Lender dealt with highest ever number of applications as economy reopened

KBC Bank Ireland said its mortgage lending soared 67 per cent to €297 million in the third quarter from the previous three months, with the Belgian-owned lender fielding a record number of home loan applications as the economy continued to open up from the Covid-19 lockdown.

While mortgage completions remained down 16 per cent for the first nine months of the year, at €677 million, this was better than the 20 per cent decline of the wider Irish market.

The bank posted a €41 million net loss for the first nine months, driven by a €95 million provision taken in the first half of the year for an expected surge in bad-loan losses due to the economic shock.

The company, part of Brussels-based KBC Group, posted a €14.4 million profit for the third quarter even after taking an additional €4 million charge for its role in the State’s tracker mortgage scandal, as the Central Bank fined it €18.3 million. KBC Ireland had previously set aside €14 million for an expected sanction.

READ MORE

“Despite the difficult economic environment, KBC Bank Ireland has continued to deliver a strong performance, particularly around new mortgage lending which saw sustained growth across the quarter,” said the bank’s chief executive, Peter Roebben.

“As we continue to navigate Covid-19, many Irish people and businesses are managing unprecedented personal and financial difficulties and we are committed to helping our customers with the challenges they face at each stage of this pandemic. In response to this current phase of Covid-19 we have designed a range of tailored solutions to support customers who are vulnerable or find themselves in financial difficulty.”

Mr Roebben said three-quarters of the 6,900 KBC Ireland borrowers who availed of payment breaks between March and September have since returned to normal monthly payments.
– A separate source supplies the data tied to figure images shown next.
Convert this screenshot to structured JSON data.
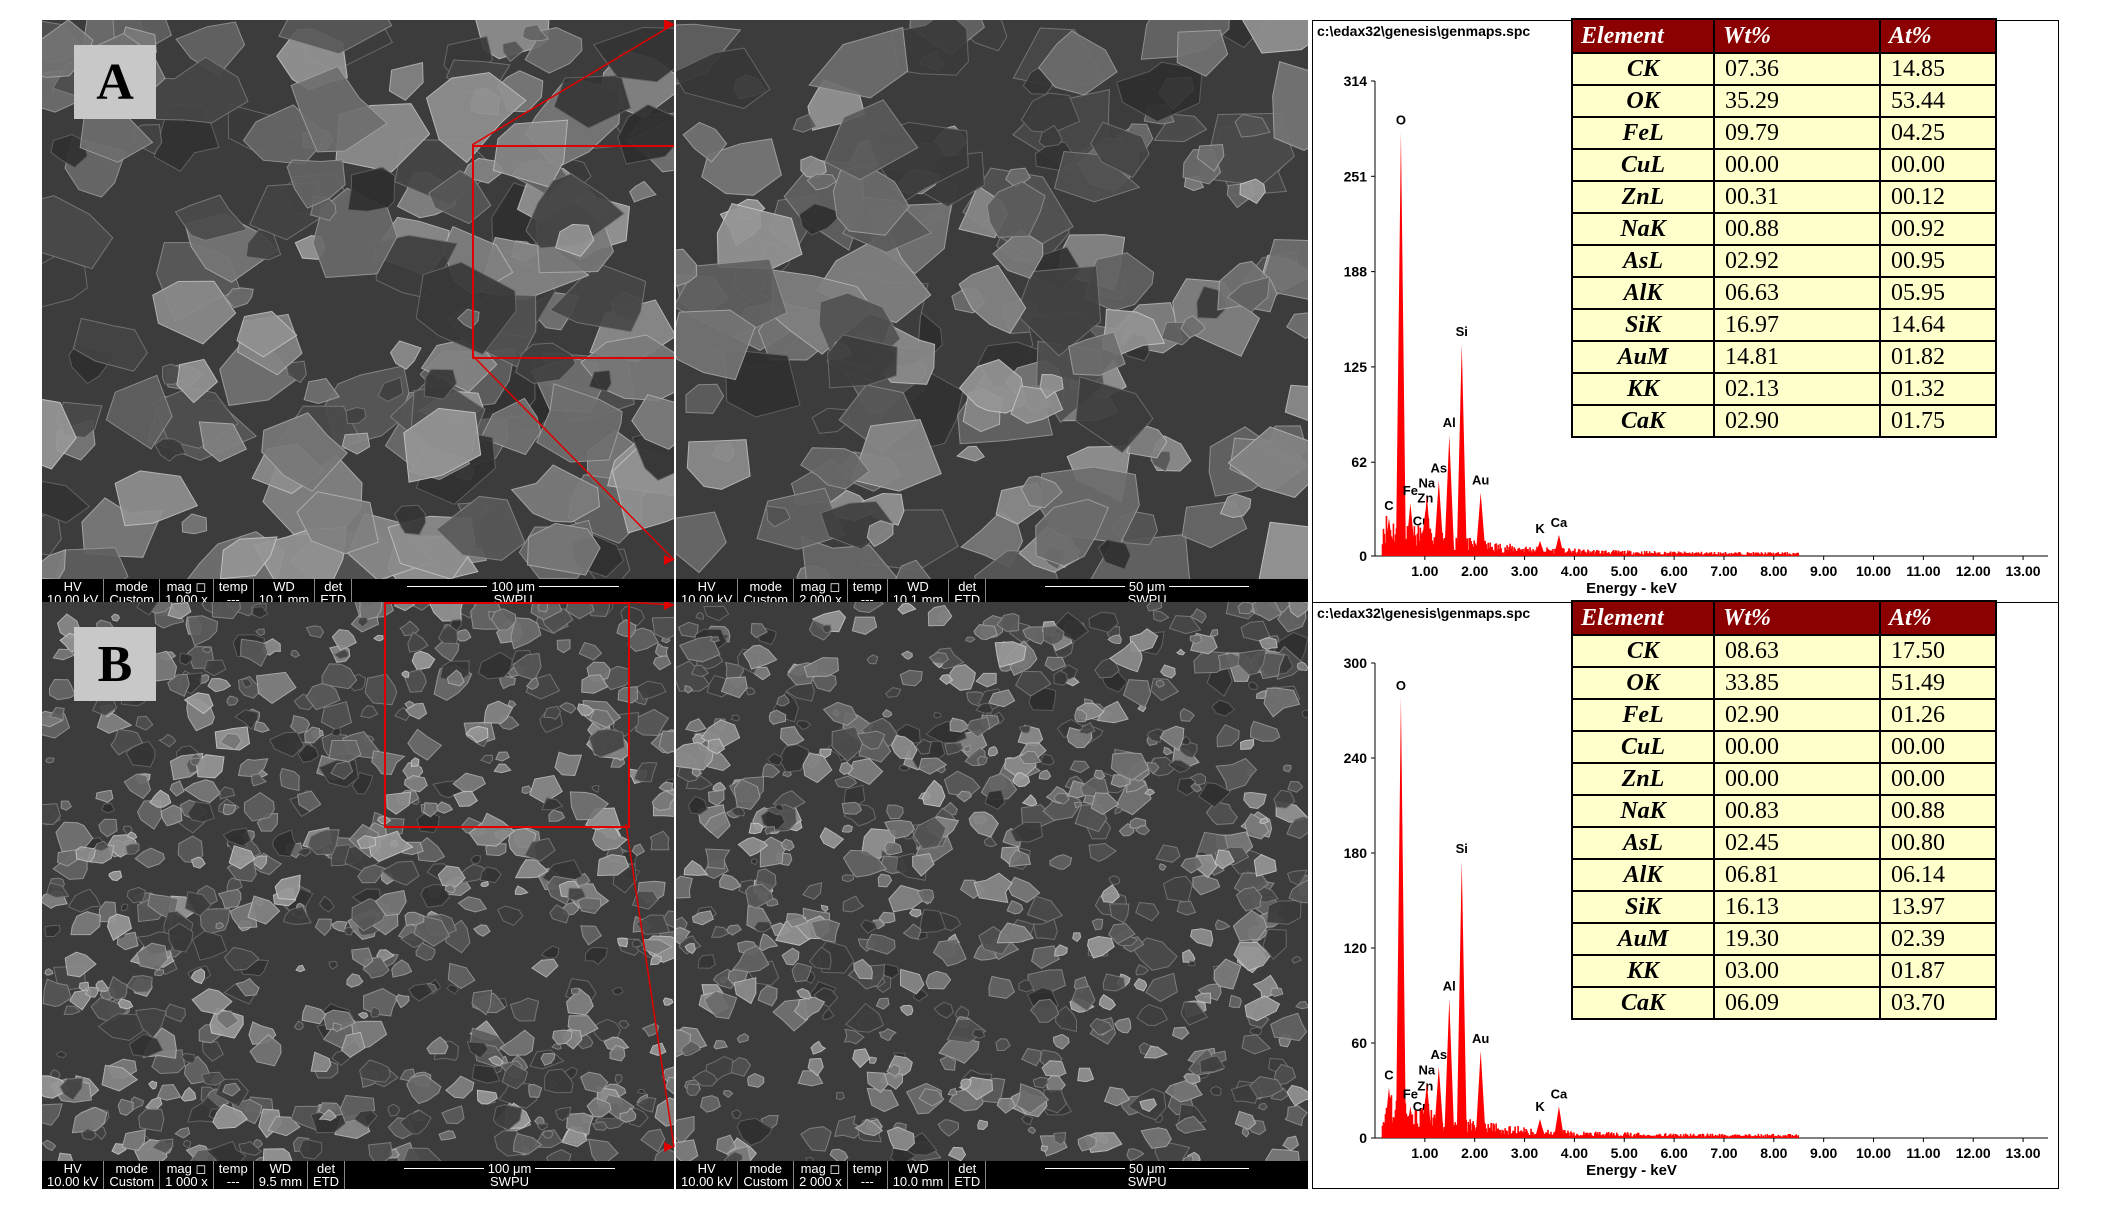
{
  "panels": [
    {
      "letter": "A",
      "sem_left": {
        "hv": "HV",
        "hv_val": "10.00 kV",
        "mode": "mode",
        "mode_val": "Custom",
        "mag": "mag ◻",
        "mag_val": "1 000 x",
        "temp": "temp",
        "temp_val": "---",
        "wd": "WD",
        "wd_val": "10.1 mm",
        "det": "det",
        "det_val": "ETD",
        "scale": "100 μm",
        "org": "SWPU"
      },
      "sem_right": {
        "hv": "HV",
        "hv_val": "10.00 kV",
        "mode": "mode",
        "mode_val": "Custom",
        "mag": "mag ◻",
        "mag_val": "2 000 x",
        "temp": "temp",
        "temp_val": "---",
        "wd": "WD",
        "wd_val": "10.1 mm",
        "det": "det",
        "det_val": "ETD",
        "scale": "50 μm",
        "org": "SWPU"
      },
      "path": "c:\\edax32\\genesis\\genmaps.spc",
      "table": {
        "headers": [
          "Element",
          "Wt%",
          "At%"
        ],
        "rows": [
          [
            "CK",
            "07.36",
            "14.85"
          ],
          [
            "OK",
            "35.29",
            "53.44"
          ],
          [
            "FeL",
            "09.79",
            "04.25"
          ],
          [
            "CuL",
            "00.00",
            "00.00"
          ],
          [
            "ZnL",
            "00.31",
            "00.12"
          ],
          [
            "NaK",
            "00.88",
            "00.92"
          ],
          [
            "AsL",
            "02.92",
            "00.95"
          ],
          [
            "AlK",
            "06.63",
            "05.95"
          ],
          [
            "SiK",
            "16.97",
            "14.64"
          ],
          [
            "AuM",
            "14.81",
            "01.82"
          ],
          [
            "KK",
            "02.13",
            "01.32"
          ],
          [
            "CaK",
            "02.90",
            "01.75"
          ]
        ]
      }
    },
    {
      "letter": "B",
      "sem_left": {
        "hv": "HV",
        "hv_val": "10.00 kV",
        "mode": "mode",
        "mode_val": "Custom",
        "mag": "mag ◻",
        "mag_val": "1 000 x",
        "temp": "temp",
        "temp_val": "---",
        "wd": "WD",
        "wd_val": "9.5 mm",
        "det": "det",
        "det_val": "ETD",
        "scale": "100 μm",
        "org": "SWPU"
      },
      "sem_right": {
        "hv": "HV",
        "hv_val": "10.00 kV",
        "mode": "mode",
        "mode_val": "Custom",
        "mag": "mag ◻",
        "mag_val": "2 000 x",
        "temp": "temp",
        "temp_val": "---",
        "wd": "WD",
        "wd_val": "10.0 mm",
        "det": "det",
        "det_val": "ETD",
        "scale": "50 μm",
        "org": "SWPU"
      },
      "path": "c:\\edax32\\genesis\\genmaps.spc",
      "table": {
        "headers": [
          "Element",
          "Wt%",
          "At%"
        ],
        "rows": [
          [
            "CK",
            "08.63",
            "17.50"
          ],
          [
            "OK",
            "33.85",
            "51.49"
          ],
          [
            "FeL",
            "02.90",
            "01.26"
          ],
          [
            "CuL",
            "00.00",
            "00.00"
          ],
          [
            "ZnL",
            "00.00",
            "00.00"
          ],
          [
            "NaK",
            "00.83",
            "00.88"
          ],
          [
            "AsL",
            "02.45",
            "00.80"
          ],
          [
            "AlK",
            "06.81",
            "06.14"
          ],
          [
            "SiK",
            "16.13",
            "13.97"
          ],
          [
            "AuM",
            "19.30",
            "02.39"
          ],
          [
            "KK",
            "03.00",
            "01.87"
          ],
          [
            "CaK",
            "06.09",
            "03.70"
          ]
        ]
      }
    }
  ],
  "chart_data": [
    {
      "type": "line",
      "xlabel": "Energy - keV",
      "xlim": [
        0,
        13.5
      ],
      "x_ticks": [
        "1.00",
        "2.00",
        "3.00",
        "4.00",
        "5.00",
        "6.00",
        "7.00",
        "8.00",
        "9.00",
        "10.00",
        "11.00",
        "12.00",
        "13.00"
      ],
      "ylim": [
        0,
        314
      ],
      "y_ticks": [
        "314",
        "251",
        "188",
        "125",
        "62",
        "0"
      ],
      "peaks": [
        {
          "name": "C",
          "x": 0.28,
          "y": 25
        },
        {
          "name": "O",
          "x": 0.52,
          "y": 280
        },
        {
          "name": "Fe",
          "x": 0.71,
          "y": 35
        },
        {
          "name": "Cu",
          "x": 0.93,
          "y": 15
        },
        {
          "name": "Zn",
          "x": 1.01,
          "y": 30
        },
        {
          "name": "Na",
          "x": 1.04,
          "y": 40
        },
        {
          "name": "As",
          "x": 1.28,
          "y": 50
        },
        {
          "name": "Al",
          "x": 1.49,
          "y": 80
        },
        {
          "name": "Si",
          "x": 1.74,
          "y": 140
        },
        {
          "name": "Au",
          "x": 2.12,
          "y": 42
        },
        {
          "name": "K",
          "x": 3.31,
          "y": 10
        },
        {
          "name": "Ca",
          "x": 3.69,
          "y": 14
        }
      ]
    },
    {
      "type": "line",
      "xlabel": "Energy - keV",
      "xlim": [
        0,
        13.5
      ],
      "x_ticks": [
        "1.00",
        "2.00",
        "3.00",
        "4.00",
        "5.00",
        "6.00",
        "7.00",
        "8.00",
        "9.00",
        "10.00",
        "11.00",
        "12.00",
        "13.00"
      ],
      "ylim": [
        0,
        300
      ],
      "y_ticks": [
        "300",
        "240",
        "180",
        "120",
        "60",
        "0"
      ],
      "peaks": [
        {
          "name": "C",
          "x": 0.28,
          "y": 32
        },
        {
          "name": "O",
          "x": 0.52,
          "y": 278
        },
        {
          "name": "Fe",
          "x": 0.71,
          "y": 20
        },
        {
          "name": "Cu",
          "x": 0.93,
          "y": 12
        },
        {
          "name": "Zn",
          "x": 1.01,
          "y": 25
        },
        {
          "name": "Na",
          "x": 1.04,
          "y": 35
        },
        {
          "name": "As",
          "x": 1.28,
          "y": 45
        },
        {
          "name": "Al",
          "x": 1.49,
          "y": 88
        },
        {
          "name": "Si",
          "x": 1.74,
          "y": 175
        },
        {
          "name": "Au",
          "x": 2.12,
          "y": 55
        },
        {
          "name": "K",
          "x": 3.31,
          "y": 12
        },
        {
          "name": "Ca",
          "x": 3.69,
          "y": 20
        }
      ]
    }
  ],
  "colors": {
    "peak": "#ff0000",
    "header_bg": "#8b0000",
    "cell_bg": "#ffffcc",
    "zoom_box": "#e00000"
  }
}
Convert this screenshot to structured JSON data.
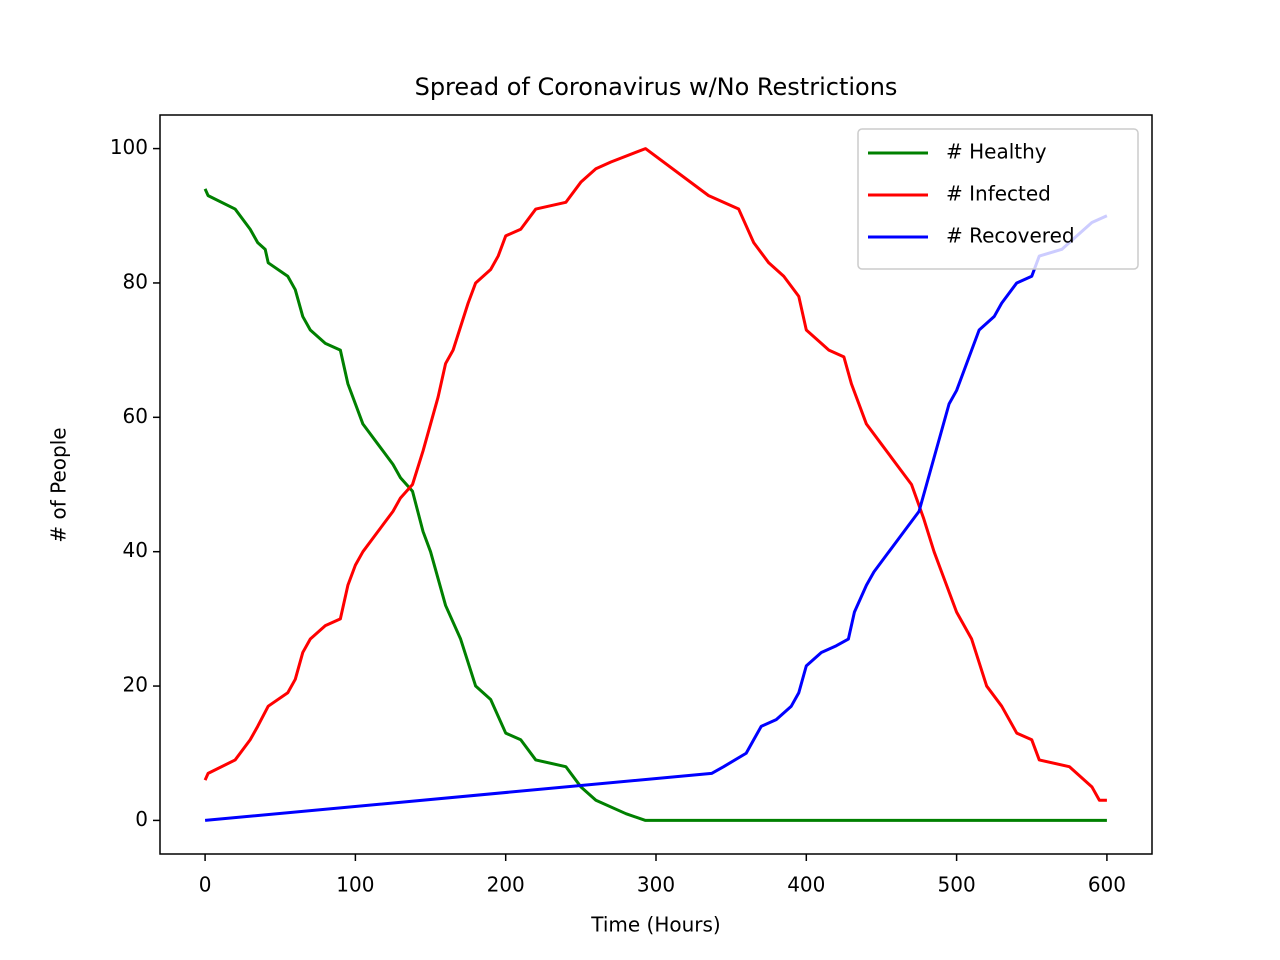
{
  "chart_data": {
    "type": "line",
    "title": "Spread of Coronavirus w/No Restrictions",
    "x_label": "Time (Hours)",
    "y_label": "# of People",
    "xlim": [
      -30,
      630
    ],
    "ylim": [
      -5,
      105
    ],
    "xticks": [
      0,
      100,
      200,
      300,
      400,
      500,
      600
    ],
    "yticks": [
      0,
      20,
      40,
      60,
      80,
      100
    ],
    "grid": false,
    "legend": "upper right",
    "series": [
      {
        "name": "# Healthy",
        "color": "#008000",
        "x": [
          0,
          2,
          20,
          30,
          35,
          40,
          42,
          55,
          60,
          65,
          70,
          80,
          90,
          95,
          100,
          105,
          115,
          125,
          130,
          138,
          145,
          150,
          160,
          170,
          180,
          190,
          200,
          210,
          220,
          240,
          250,
          260,
          280,
          293,
          600
        ],
        "values": [
          94,
          93,
          91,
          88,
          86,
          85,
          83,
          81,
          79,
          75,
          73,
          71,
          70,
          65,
          62,
          59,
          56,
          53,
          51,
          49,
          43,
          40,
          32,
          27,
          20,
          18,
          13,
          12,
          9,
          8,
          5,
          3,
          1,
          0,
          0
        ]
      },
      {
        "name": "# Infected",
        "color": "#ff0000",
        "x": [
          0,
          2,
          20,
          30,
          35,
          42,
          55,
          60,
          65,
          70,
          80,
          90,
          95,
          100,
          105,
          115,
          125,
          130,
          138,
          145,
          150,
          155,
          160,
          165,
          175,
          180,
          190,
          195,
          200,
          210,
          220,
          240,
          250,
          260,
          270,
          293,
          335,
          355,
          365,
          375,
          385,
          395,
          400,
          410,
          415,
          425,
          430,
          440,
          450,
          460,
          470,
          478,
          485,
          490,
          500,
          510,
          520,
          530,
          540,
          550,
          555,
          575,
          585,
          590,
          595,
          600
        ],
        "values": [
          6,
          7,
          9,
          12,
          14,
          17,
          19,
          21,
          25,
          27,
          29,
          30,
          35,
          38,
          40,
          43,
          46,
          48,
          50,
          55,
          59,
          63,
          68,
          70,
          77,
          80,
          82,
          84,
          87,
          88,
          91,
          92,
          95,
          97,
          98,
          100,
          93,
          91,
          86,
          83,
          81,
          78,
          73,
          71,
          70,
          69,
          65,
          59,
          56,
          53,
          50,
          45,
          40,
          37,
          31,
          27,
          20,
          17,
          13,
          12,
          9,
          8,
          6,
          5,
          3,
          3
        ]
      },
      {
        "name": "# Recovered",
        "color": "#0000ff",
        "x": [
          0,
          337,
          345,
          360,
          365,
          370,
          380,
          390,
          395,
          400,
          410,
          420,
          428,
          432,
          440,
          445,
          455,
          465,
          475,
          480,
          485,
          490,
          495,
          500,
          510,
          515,
          525,
          530,
          540,
          550,
          555,
          570,
          580,
          590,
          600
        ],
        "values": [
          0,
          7,
          8,
          10,
          12,
          14,
          15,
          17,
          19,
          23,
          25,
          26,
          27,
          31,
          35,
          37,
          40,
          43,
          46,
          50,
          54,
          58,
          62,
          64,
          70,
          73,
          75,
          77,
          80,
          81,
          84,
          85,
          87,
          89,
          90
        ]
      }
    ]
  }
}
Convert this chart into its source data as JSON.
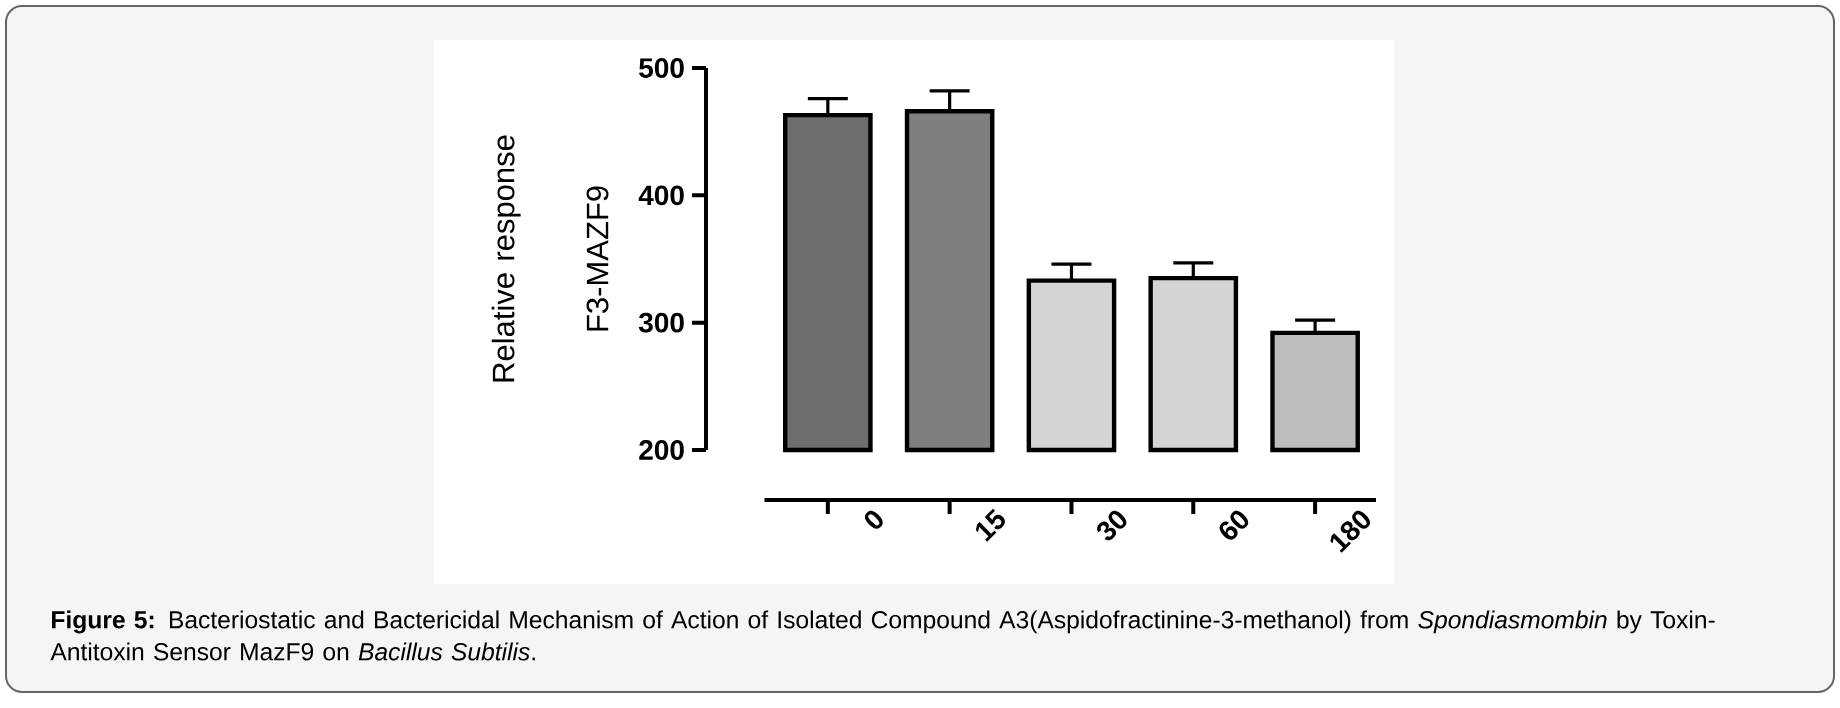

More are scheduled to roll off the relief programme in the coming months, though “a number of customers” will need further forbearance and restructuring.

The chief executive said Level 5 restrictions introduced late last month and set to run until the beginning of December, which have resulted in the closure of non-essential retail outlets, are not having a “major effect” on the bank’s loan book.

“While there’s been good news this week on the vaccine front, there is still so much uncertainty out there,” he said, referring to the announcement on Monday that Pfizer and its partner BioNTech had seen their Covid-19 vaccine candidate prove more than 90 per cent effective in advanced clinical trials.